I had had two previous interviews for this position before the final phone interview last Tuesday, so the possibility had nestled itself comfortably into my brain as just that: a possibility. I had pretty well decided that it was a long-shot, too, because I was unable to go out and visit for a working interview, as had the other candidates. So it was a bit of a shock when I found out, a few hours after the interview, that I had been offered the position, and then decided soon after to accept. It was a quick transition from "life as usual" to "moving across the country in a month."

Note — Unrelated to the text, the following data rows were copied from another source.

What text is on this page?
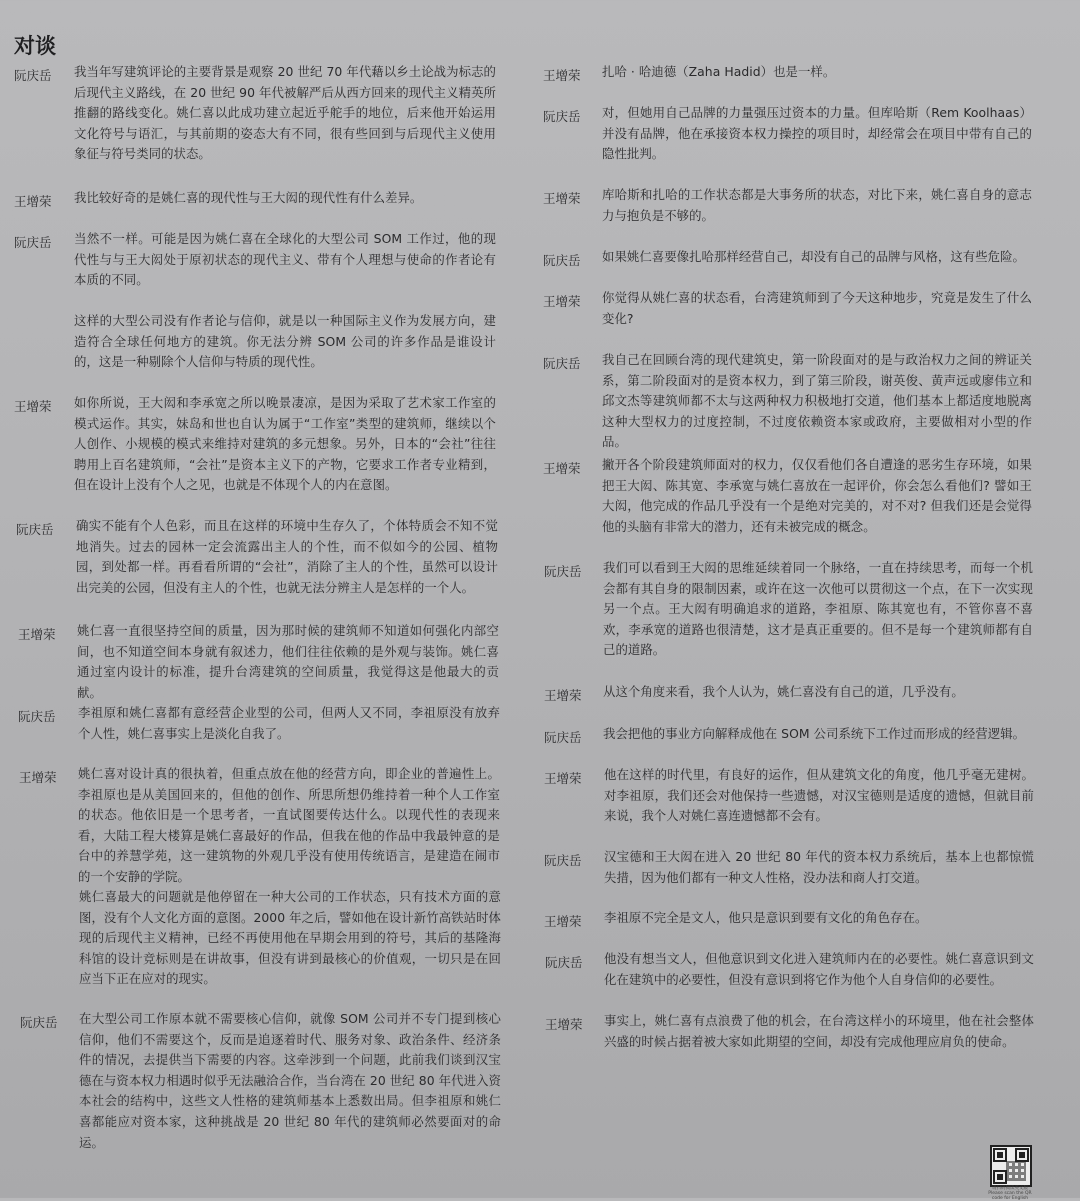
对谈
阮庆岳 我当年写建筑评论的主要背景是观察 20 世纪 70 年代藉以乡土论战为标志的后现代主义路线，在 20 世纪 90 年代被解严后从西方回来的现代主义精英所推翻的路线变化。姚仁喜以此成功建立起近乎舵手的地位，后来他开始运用文化符号与语汇，与其前期的姿态大有不同，很有些回到与后现代主义使用象征与符号类同的状态。
王增荣 我比较好奇的是姚仁喜的现代性与王大闳的现代性有什么差异。
阮庆岳 当然不一样。可能是因为姚仁喜在全球化的大型公司 SOM 工作过，他的现代性与与王大闳处于原初状态的现代主义、带有个人理想与使命的作者论有本质的不同。
这样的大型公司没有作者论与信仰，就是以一种国际主义作为发展方向，建造符合全球任何地方的建筑。你无法分辨 SOM 公司的许多作品是谁设计的，这是一种剔除个人信仰与特质的现代性。
王增荣 如你所说，王大闳和李承宽之所以晚景凄凉，是因为采取了艺术家工作室的模式运作。其实，妹岛和世也自认为属于“工作室”类型的建筑师，继续以个人创作、小规模的模式来维持对建筑的多元想象。另外，日本的“会社”往往聘用上百名建筑师，“会社”是资本主义下的产物，它要求工作者专业精到，但在设计上没有个人之见，也就是不体现个人的内在意图。
阮庆岳 确实不能有个人色彩，而且在这样的环境中生存久了，个体特质会不知不觉地消失。过去的园林一定会流露出主人的个性，而不似如今的公园、植物园，到处都一样。再看看所谓的“会社”，消除了主人的个性，虽然可以设计出完美的公园，但没有主人的个性，也就无法分辨主人是怎样的一个人。
王增荣 姚仁喜一直很坚持空间的质量，因为那时候的建筑师不知道如何强化内部空间，也不知道空间本身就有叙述力，他们往往依赖的是外观与装饰。姚仁喜通过室内设计的标准，提升台湾建筑的空间质量，我觉得这是他最大的贡献。
阮庆岳 李祖原和姚仁喜都有意经营企业型的公司，但两人又不同，李祖原没有放弃个人性，姚仁喜事实上是淡化自我了。
王增荣 姚仁喜对设计真的很执着，但重点放在他的经营方向，即企业的普遍性上。李祖原也是从美国回来的，但他的创作、所思所想仍维持着一种个人工作室的状态。他依旧是一个思考者，一直试图要传达什么。以现代性的表现来看，大陆工程大楼算是姚仁喜最好的作品，但我在他的作品中我最钟意的是台中的养慧学苑，这一建筑物的外观几乎没有使用传统语言，是建造在闹市的一个安静的学院。
姚仁喜最大的问题就是他停留在一种大公司的工作状态，只有技术方面的意图，没有个人文化方面的意图。2000 年之后，譬如他在设计新竹高铁站时体现的后现代主义精神，已经不再使用他在早期会用到的符号，其后的基隆海科馆的设计竞标则是在讲故事，但没有讲到最核心的价值观，一切只是在回应当下正在应对的现实。
阮庆岳 在大型公司工作原本就不需要核心信仰，就像 SOM 公司并不专门提到核心信仰，他们不需要这个，反而是追逐着时代、服务对象、政治条件、经济条件的情况，去提供当下需要的内容。这牵涉到一个问题，此前我们谈到汉宝德在与资本权力相遇时似乎无法融洽合作，当台湾在 20 世纪 80 年代进入资本社会的结构中，这些文人性格的建筑师基本上悉数出局。但李祖原和姚仁喜都能应对资本家，这种挑战是 20 世纪 80 年代的建筑师必然要面对的命运。
王增荣 扎哈 · 哈迪德（Zaha Hadid）也是一样。
阮庆岳 对，但她用自己品牌的力量强压过资本的力量。但库哈斯（Rem Koolhaas）并没有品牌，他在承接资本权力操控的项目时，却经常会在项目中带有自己的隐性批判。
王增荣 库哈斯和扎哈的工作状态都是大事务所的状态，对比下来，姚仁喜自身的意志力与抱负是不够的。
阮庆岳 如果姚仁喜要像扎哈那样经营自己，却没有自己的品牌与风格，这有些危险。
王增荣 你觉得从姚仁喜的状态看，台湾建筑师到了今天这种地步，究竟是发生了什么变化?
阮庆岳 我自己在回顾台湾的现代建筑史，第一阶段面对的是与政治权力之间的辨证关系，第二阶段面对的是资本权力，到了第三阶段，谢英俊、黄声远或廖伟立和邱文杰等建筑师都不太与这两种权力积极地打交道，他们基本上都适度地脱离这种大型权力的过度控制，不过度依赖资本家或政府，主要做相对小型的作品。
王增荣 撇开各个阶段建筑师面对的权力，仅仅看他们各自遭逢的恶劣生存环境，如果把王大闳、陈其宽、李承宽与姚仁喜放在一起评价，你会怎么看他们? 譬如王大闳，他完成的作品几乎没有一个是绝对完美的，对不对? 但我们还是会觉得他的头脑有非常大的潜力，还有未被完成的概念。
阮庆岳 我们可以看到王大闳的思维延续着同一个脉络，一直在持续思考，而每一个机会都有其自身的限制因素，或许在这一次他可以贯彻这一个点，在下一次实现另一个点。王大闳有明确追求的道路，李祖原、陈其宽也有，不管你喜不喜欢，李承宽的道路也很清楚，这才是真正重要的。但不是每一个建筑师都有自己的道路。
王增荣 从这个角度来看，我个人认为，姚仁喜没有自己的道，几乎没有。
阮庆岳 我会把他的事业方向解释成他在 SOM 公司系统下工作过而形成的经营逻辑。
王增荣 他在这样的时代里，有良好的运作，但从建筑文化的角度，他几乎毫无建树。对李祖原，我们还会对他保持一些遗憾，对汉宝德则是适度的遗憾，但就目前来说，我个人对姚仁喜连遗憾都不会有。
阮庆岳 汉宝德和王大闳在进入 20 世纪 80 年代的资本权力系统后，基本上也都惊慌失措，因为他们都有一种文人性格，没办法和商人打交道。
王增荣 李祖原不完全是文人，他只是意识到要有文化的角色存在。
阮庆岳 他没有想当文人，但他意识到文化进入建筑师内在的必要性。姚仁喜意识到文化在建筑中的必要性，但没有意识到将它作为他个人自身信仰的必要性。
王增荣 事实上，姚仁喜有点浪费了他的机会，在台湾这样小的环境里，他在社会整体兴盛的时候占据着被大家如此期望的空间，却没有完成他理应肩负的使命。
请扫码阅读英文版 Please scan the QR code for English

So, is farming my Job? I'm not sure. People keep asking me what's next, after the apprenticeship is over. I don't have a clue, which is fine. I'm still getting used to the first next, which will be upon me in just three weeks. If I love this, then perhaps I will continue farming and gardening in some capacity. I don't see myself becoming strictly a commercial farmer, but working with a non-profit, educational farm could be great. Maybe I'll realize that a backyard garden is about as much "farming" as I care to do. I know myself well enough to know that I won't know until I do it, and "next" will remain a question mark for many more months. At the end of the day, this apprenticehip might be a career move, but that's not necessarily the point.

So now, I'm getting organized. I'm gathering and sorting and purchasing things that'll prepare me for eight months on a farm. I feel like I'm going abroad again--I keep having to remind myself that it's okay not to bring everything; I'll be able to buy what I haven't brought once I'm out there. California only seems like a foreign country.

And, I'm trying to prepare psychologically for the change. I've had about the coziest winter of my life this year, doing crafts and cooking daily in my parents' comfortable home, reading classic literature by the fire while watching the snow fall. Though it's hard to imagine exactly what it'll be like, I know for sure that nearly all of these comforts won't be a part of my life come March 1. So the challenge will be to maintain the Zen contentment I've got going on here amidst a much more demanding, more dynamic and hopefully fulfilling, lifestyle. Now, however, I've got to get back to my knitting.